Super Freak

CHAPEL HILL, N.C. – Most football players would be satisfied with consecutive 40-yard dash times south of 4.3, but not Zach Brown. The sophomore weakside linebacker is determined to perfect his technique across the board, including dropping his 40 time to a time-traveling 4.21.

If you've somehow missed the offseason tales of Brown's 4.26 40 during North Carolina's strength and conditioning testing period, be sure to click here to get the full details. But the comedy surrounding the event ratcheted up a notch on Wednesday morning, when the penciled-in starter indicated that he's expecting to shave hundredths of seconds off that posted mark.

"I've known I was always fast, but I wasn't that fast," Brown said following the early practice of UNC's first two-a-day session. "But I know I can get faster. So I told Coach [Jeff Connors], ‘I'm trying to get down to a 4.21,' and he said, ‘That's possible – all you've got to do is straighten up these mechanics a little bit.' I was leaning a little bit too far forward when I was running, and he said to lean back a little bit more and I can hit a 4.21"

It appeared as though starting quarterback T.J. Yates was exaggerating at the ACC Football Kickoff several weeks ago when he mentioned that Brown was off-balance during one of the runs, but in this ever-growing comic book rendering, that too was confirmed on Wednesday.

"The first one I started, I tripped – almost stumbled out – and then I kept going and just picked it up," Brown said. "At the time, after the spring game, I had messed up my hamstring and I didn't know if I was going to run it that day or not, depending on how my hamstring felt… Then with the second one, I veered off to the left like two yards and then came back and kept going. Then everybody said, ‘Well, you weren't even in a straight line.' And I said, ‘I finished in a straight line, and that's all that matters.'"

So for those keeping score at home, Brown checks in at 6-foot-2 and 225 pounds with a 4.26 40 and a max bench press north of 400. Take your time with those statistics – rinse and repeat, if necessary.

But for Brown, who will join his teammates in full pads on Thursday after missing the first two days of practice while attending his sister's wedding, the 2009 season is about transforming that speed and strength into production on Saturday afternoons this fall. Playing primarily on special teams as a true freshman in '08, Brown totaled just six tackles, but he insists the exposure to the college game was crucial in his development.

"The speed of the game helped me out a lot, because I knew what I had to do," Brown said. "So I had my mind set when the winter came that I would hit the weight room hard and watch film because I wanted to know what the quarterback was thinking when the sets come up."

He's open about leaning heavily on current starting middle linebacker Quan Sturdivant, who was a roommate in '08 and UNC's starter on the weakside, as well as departed standout Mark Paschal.

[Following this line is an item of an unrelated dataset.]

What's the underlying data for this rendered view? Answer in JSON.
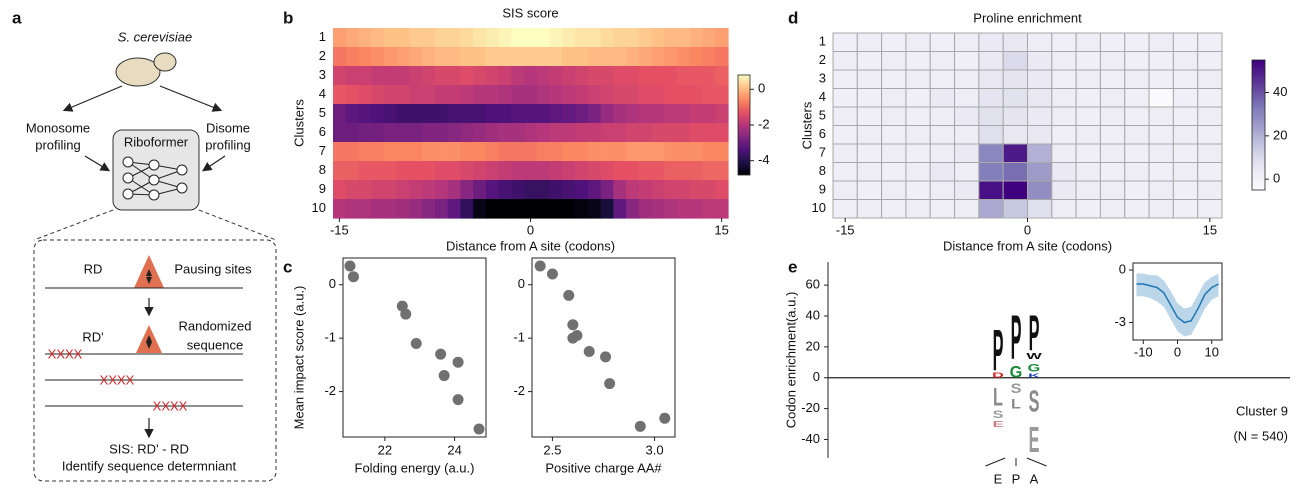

"Paschal helped me out with respect to what he was doing, too," Brown said. "So I'd call him sometimes and be like, ‘Hey, what do you do on this play right here?', because I like to know what the [middle linebacker] is thinking. I ask Quan the same thing."

It's one thing to be able to chase down a running back from behind, or run through an offensive lineman to get to the quarterback. But Brown's efforts in the film room have created an even more effective outlet for his immense physical traits, decreasing the need to think while increasing reaction time.

It helps that Brown doesn't feel he overshadows his teammates with his athletic ability – he's just another weapon in Butch Davis's defensive arsenal.

"We've got so much talent, and we've got depth," Brown said. "So if someone gets hurt or injured or tired, they can come out and know that they've got faith in their backup that they can do the job. We're dominant and we're relentless – everyone runs to the ball. Our defensive line is also running to the ball and they're doing some amazing things where we say, ‘Wow, they're in great shape. They're ready to play a game now.'"

While Brown's measurables may construct an atmospheric ceiling for his potential, the Columbia, Md. sophomore is determined to prove this fall that those physical attributes are utilized on the field to their fullest extent.